I bacini a Giugno sono quasi al limite, quindi si sta razionando l’acqua a cominciare dalle zone più difficili da servire. Gli agricoltori richiedono l’intervento statale, ma le cose miglioreranno in futuro? “Si grida tanto alla gestione idrica dei bacini, che comunque si potrebbe migliorare, dall’altro lato non vedo che gli agricoltori si muovono per capire come possono gestire meglio l’acqua. Quest’anno c’era già il sospetto che ci sarebbe stato un problema con la risorsa idrica, ma non per questo hanno cambiato molto. Nessuno che ha pensato di mettere coltivazioni magari a più basso reddito, come il miglio e il sorgo, ma che hanno meno bisogno d’acqua. Mi sembra che non ci si voglia mettere in discussione” commenta Roberto.
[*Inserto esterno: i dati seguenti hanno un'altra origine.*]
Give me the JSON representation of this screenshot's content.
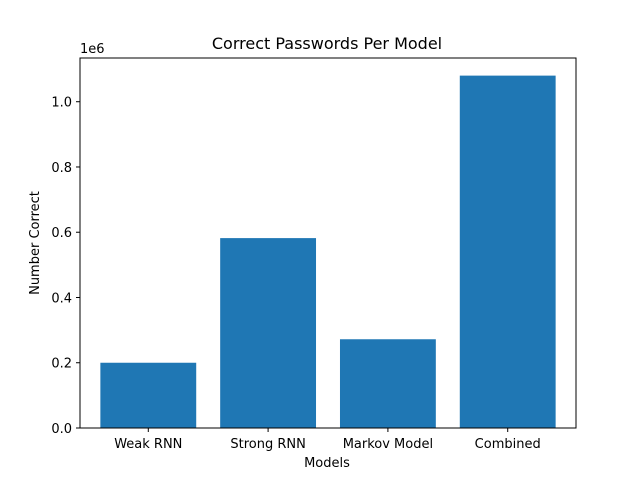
{
  "chart_data": {
    "type": "bar",
    "title": "Correct Passwords Per Model",
    "xlabel": "Models",
    "ylabel": "Number Correct",
    "offset_text": "1e6",
    "categories": [
      "Weak RNN",
      "Strong RNN",
      "Markov Model",
      "Combined"
    ],
    "values": [
      200000,
      582000,
      272000,
      1080000
    ],
    "ylim": [
      0,
      1134000
    ],
    "yticks": [
      0,
      200000,
      400000,
      600000,
      800000,
      1000000
    ],
    "ytick_labels": [
      "0.0",
      "0.2",
      "0.4",
      "0.6",
      "0.8",
      "1.0"
    ],
    "bar_color": "#1f77b4",
    "grid": false,
    "legend": "none"
  }
}
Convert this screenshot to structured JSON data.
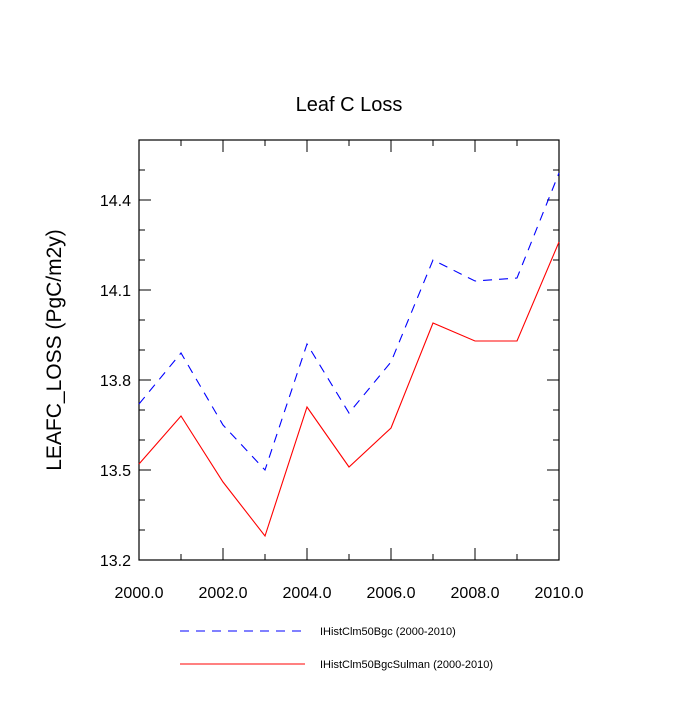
{
  "chart_data": {
    "type": "line",
    "title": "Leaf C Loss",
    "xlabel": "",
    "ylabel": "LEAFC_LOSS  (PgC/m2y)",
    "xlim": [
      2000,
      2010
    ],
    "ylim": [
      13.2,
      14.6
    ],
    "x_ticks": [
      2000,
      2002,
      2004,
      2006,
      2008,
      2010
    ],
    "x_tick_labels": [
      "2000.0",
      "2002.0",
      "2004.0",
      "2006.0",
      "2008.0",
      "2010.0"
    ],
    "y_ticks": [
      13.2,
      13.5,
      13.8,
      14.1,
      14.4
    ],
    "y_tick_labels": [
      "13.2",
      "13.5",
      "13.8",
      "14.1",
      "14.4"
    ],
    "grid": false,
    "legend_position": "bottom",
    "x": [
      2000,
      2001,
      2002,
      2003,
      2004,
      2005,
      2006,
      2007,
      2008,
      2009,
      2010
    ],
    "series": [
      {
        "name": "IHistClm50Bgc (2000-2010)",
        "color": "#0000ff",
        "dash": "dashed",
        "values": [
          13.72,
          13.89,
          13.65,
          13.5,
          13.92,
          13.69,
          13.86,
          14.2,
          14.13,
          14.14,
          14.49
        ]
      },
      {
        "name": "IHistClm50BgcSulman (2000-2010)",
        "color": "#ff0000",
        "dash": "solid",
        "values": [
          13.52,
          13.68,
          13.46,
          13.28,
          13.71,
          13.51,
          13.64,
          13.99,
          13.93,
          13.93,
          14.26
        ]
      }
    ]
  }
}
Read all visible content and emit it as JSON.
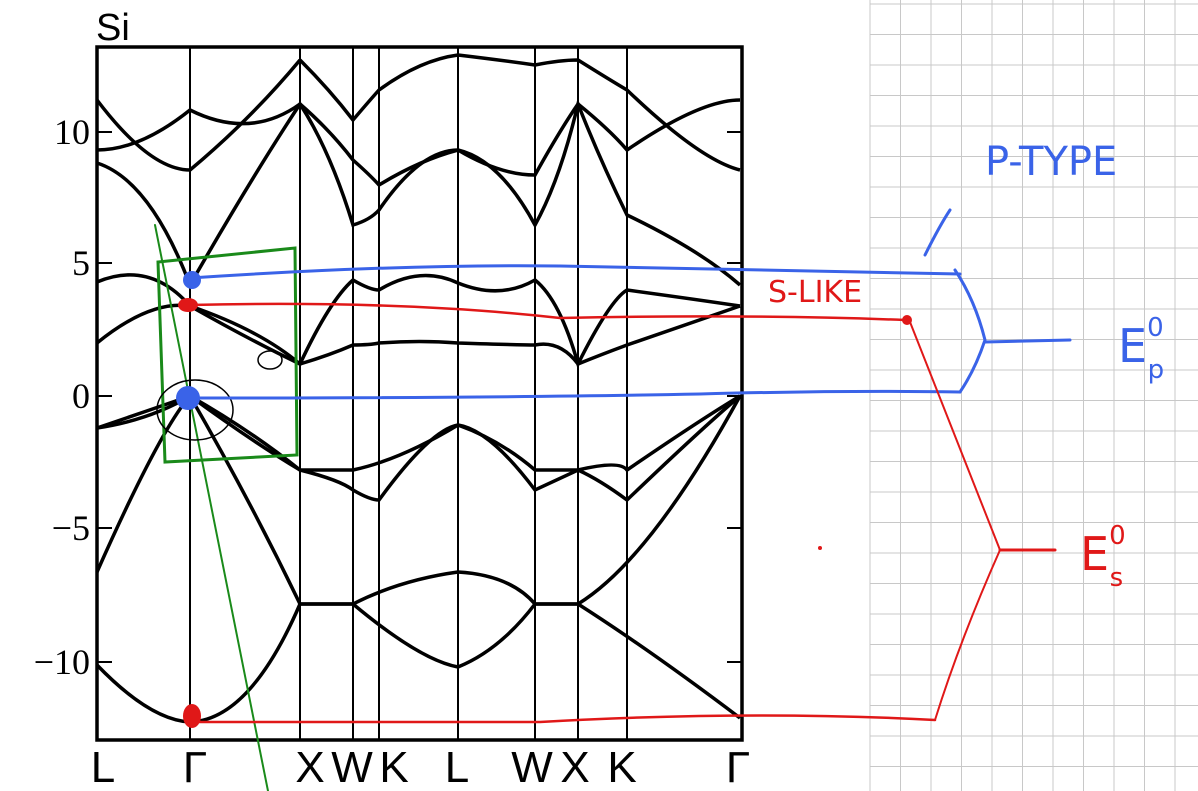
{
  "figure": {
    "title": "Si",
    "y_tick_labels": [
      "10",
      "5",
      "0",
      "−5",
      "−10"
    ],
    "k_point_labels": [
      "L",
      "Γ",
      "X",
      "W",
      "K",
      "L",
      "W",
      "X",
      "K",
      "Γ"
    ]
  },
  "annotations": {
    "p_type": "P-TYPE",
    "s_like": "S-LIKE",
    "e_p": {
      "symbol": "E",
      "superscript": "0",
      "subscript": "p"
    },
    "e_s": {
      "symbol": "E",
      "superscript": "0",
      "subscript": "s"
    }
  }
}
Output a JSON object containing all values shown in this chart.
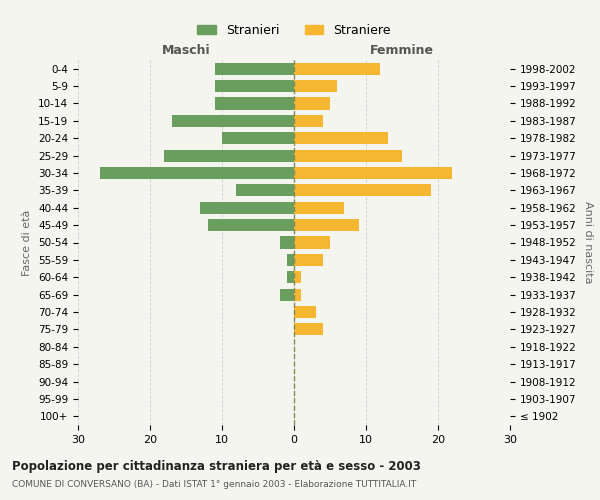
{
  "age_groups": [
    "100+",
    "95-99",
    "90-94",
    "85-89",
    "80-84",
    "75-79",
    "70-74",
    "65-69",
    "60-64",
    "55-59",
    "50-54",
    "45-49",
    "40-44",
    "35-39",
    "30-34",
    "25-29",
    "20-24",
    "15-19",
    "10-14",
    "5-9",
    "0-4"
  ],
  "birth_years": [
    "≤ 1902",
    "1903-1907",
    "1908-1912",
    "1913-1917",
    "1918-1922",
    "1923-1927",
    "1928-1932",
    "1933-1937",
    "1938-1942",
    "1943-1947",
    "1948-1952",
    "1953-1957",
    "1958-1962",
    "1963-1967",
    "1968-1972",
    "1973-1977",
    "1978-1982",
    "1983-1987",
    "1988-1992",
    "1993-1997",
    "1998-2002"
  ],
  "males": [
    0,
    0,
    0,
    0,
    0,
    0,
    0,
    2,
    1,
    1,
    2,
    12,
    13,
    8,
    27,
    18,
    10,
    17,
    11,
    11,
    11
  ],
  "females": [
    0,
    0,
    0,
    0,
    0,
    4,
    3,
    1,
    1,
    4,
    5,
    9,
    7,
    19,
    22,
    15,
    13,
    4,
    5,
    6,
    12
  ],
  "male_color": "#6a9e5f",
  "female_color": "#f5b731",
  "background_color": "#f5f5f0",
  "grid_color": "#cccccc",
  "xlim": 30,
  "title": "Popolazione per cittadinanza straniera per età e sesso - 2003",
  "subtitle": "COMUNE DI CONVERSANO (BA) - Dati ISTAT 1° gennaio 2003 - Elaborazione TUTTITALIA.IT",
  "xlabel_left": "Maschi",
  "xlabel_right": "Femmine",
  "ylabel_left": "Fasce di età",
  "ylabel_right": "Anni di nascita",
  "legend_stranieri": "Stranieri",
  "legend_straniere": "Straniere",
  "center_line_color": "#888855"
}
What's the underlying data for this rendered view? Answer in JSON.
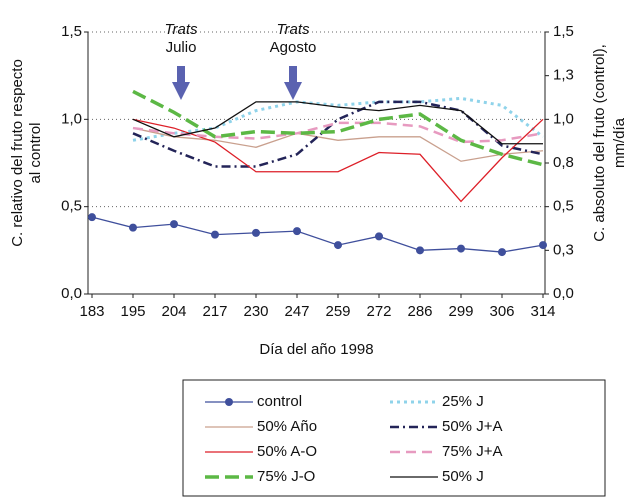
{
  "chart_data": {
    "type": "line",
    "x_label": "Día del año 1998",
    "y_label": [
      "C. relativo  del fruto respecto",
      "al control"
    ],
    "y2_label": [
      "C. absoluto del fruto  (control),",
      "mm/día"
    ],
    "annotations": [
      [
        "Trats",
        "Julio"
      ],
      [
        "Trats",
        "Agosto"
      ]
    ],
    "categories": [
      "183",
      "195",
      "204",
      "217",
      "230",
      "247",
      "259",
      "272",
      "286",
      "299",
      "306",
      "314"
    ],
    "ylim": [
      0,
      1.5
    ],
    "yticks": [
      {
        "value": 0,
        "label": "0,0"
      },
      {
        "value": 0.5,
        "label": "0,5"
      },
      {
        "value": 1,
        "label": "1,0"
      },
      {
        "value": 1.5,
        "label": "1,5"
      }
    ],
    "y2lim": [
      0,
      1.5
    ],
    "y2ticks": [
      {
        "value": 0,
        "label": "0,0"
      },
      {
        "value": 0.25,
        "label": "0,3"
      },
      {
        "value": 0.5,
        "label": "0,5"
      },
      {
        "value": 0.75,
        "label": "0,8"
      },
      {
        "value": 1,
        "label": "1,0"
      },
      {
        "value": 1.25,
        "label": "1,3"
      },
      {
        "value": 1.5,
        "label": "1,5"
      }
    ],
    "grid": true,
    "series": [
      {
        "name": "control",
        "color": "#3f4f9c",
        "dash": "solid",
        "marker": true,
        "axis": "y2",
        "values": [
          0.44,
          0.38,
          0.4,
          0.34,
          0.35,
          0.36,
          0.28,
          0.33,
          0.25,
          0.26,
          0.24,
          0.28
        ]
      },
      {
        "name": "25% J",
        "color": "#8fd3ea",
        "dash": "dot",
        "values": [
          null,
          0.88,
          0.92,
          0.95,
          1.05,
          1.1,
          1.08,
          1.1,
          1.1,
          1.12,
          1.08,
          0.9
        ]
      },
      {
        "name": "50% Año",
        "color": "#c9a08e",
        "dash": "solid",
        "values": [
          null,
          0.95,
          0.9,
          0.88,
          0.84,
          0.92,
          0.88,
          0.9,
          0.9,
          0.76,
          0.8,
          0.82
        ]
      },
      {
        "name": "50% J+A",
        "color": "#232458",
        "dash": "dashdot",
        "values": [
          null,
          0.92,
          0.82,
          0.73,
          0.73,
          0.8,
          1.0,
          1.1,
          1.1,
          1.05,
          0.85,
          0.8
        ]
      },
      {
        "name": "50% A-O",
        "color": "#dd1f28",
        "dash": "solid",
        "values": [
          null,
          1.0,
          0.95,
          0.87,
          0.7,
          0.7,
          0.7,
          0.81,
          0.8,
          0.53,
          0.78,
          1.0
        ]
      },
      {
        "name": "75% J+A",
        "color": "#e79ac0",
        "dash": "dash",
        "values": [
          null,
          0.95,
          0.92,
          0.9,
          0.89,
          0.92,
          0.98,
          0.98,
          0.96,
          0.87,
          0.88,
          0.92
        ]
      },
      {
        "name": "75% J-O",
        "color": "#5cb845",
        "dash": "longdash",
        "values": [
          null,
          1.16,
          1.04,
          0.9,
          0.93,
          0.92,
          0.93,
          1.0,
          1.03,
          0.88,
          0.8,
          0.74
        ]
      },
      {
        "name": "50% J",
        "color": "#111111",
        "dash": "solid",
        "values": [
          null,
          1.0,
          0.9,
          0.95,
          1.1,
          1.1,
          1.07,
          1.05,
          1.08,
          1.05,
          0.86,
          0.86
        ]
      }
    ]
  }
}
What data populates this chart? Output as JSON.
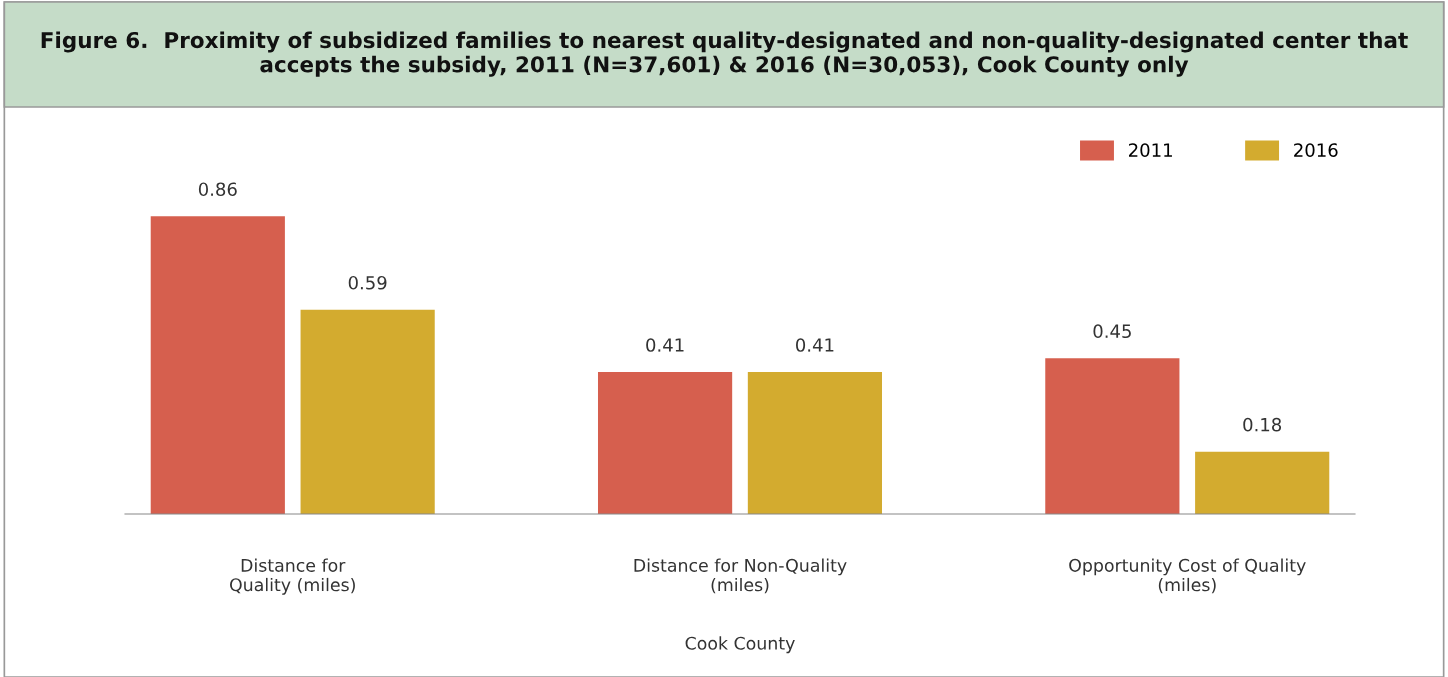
{
  "chart_data": {
    "type": "bar",
    "title": "Figure 6.  Proximity of subsidized families to nearest quality-designated and non-quality-designated center that accepts the subsidy, 2011 (N=37,601) & 2016 (N=30,053), Cook County only",
    "xlabel": "Cook County",
    "categories": [
      "Distance for\nQuality (miles)",
      "Distance for Non-Quality\n(miles)",
      "Opportunity Cost of Quality\n(miles)"
    ],
    "series": [
      {
        "name": "2011",
        "color": "#d65f4e",
        "values": [
          0.86,
          0.41,
          0.45
        ]
      },
      {
        "name": "2016",
        "color": "#d3ab2f",
        "values": [
          0.59,
          0.41,
          0.18
        ]
      }
    ],
    "data_labels": true,
    "legend": "top right",
    "grid": false
  }
}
Dunque una domanda sorge spontanea: se gli agricoltori vivono perdite e subiscono la mancanza d’acqua, perché non vogliono cambiare sistema? Non equivale questo a negare la crisi climatica? “Molti dicono che è stata una casualità, oppure che questi problemi ci sono sempre stati. Preferiscono non uscire da un certo metodo di coltivazione perché è semplice, ti permette di usare il terreno come un substrato, con l’idea: faccio la produzione, vendo, non ho grosse preoccupazioni. Non se ne parla ma in questi terreni siamo a limite della desertificazione, senza acqua e senza apporti esterni di concimi non riescono più a produrre” e poi ancora “Gli agricoltori devono mettersi in testa di cambiare sistema, un po’ per tutelarsi un po’ per cercare di mitigare il cambiamento climatico”. Sembra un paradosso ma “Intorno mi stanno facendo tanti complimenti perché i miei risi sono belli, ma non per questo cambiano nulla, pur considerando che i concimi sono triplicati. Alcuni agricoltori pensano che il prezzo del riso salirà, che qualcuno ci metterà una pezza. Io continuo a trovarla una visione miope”.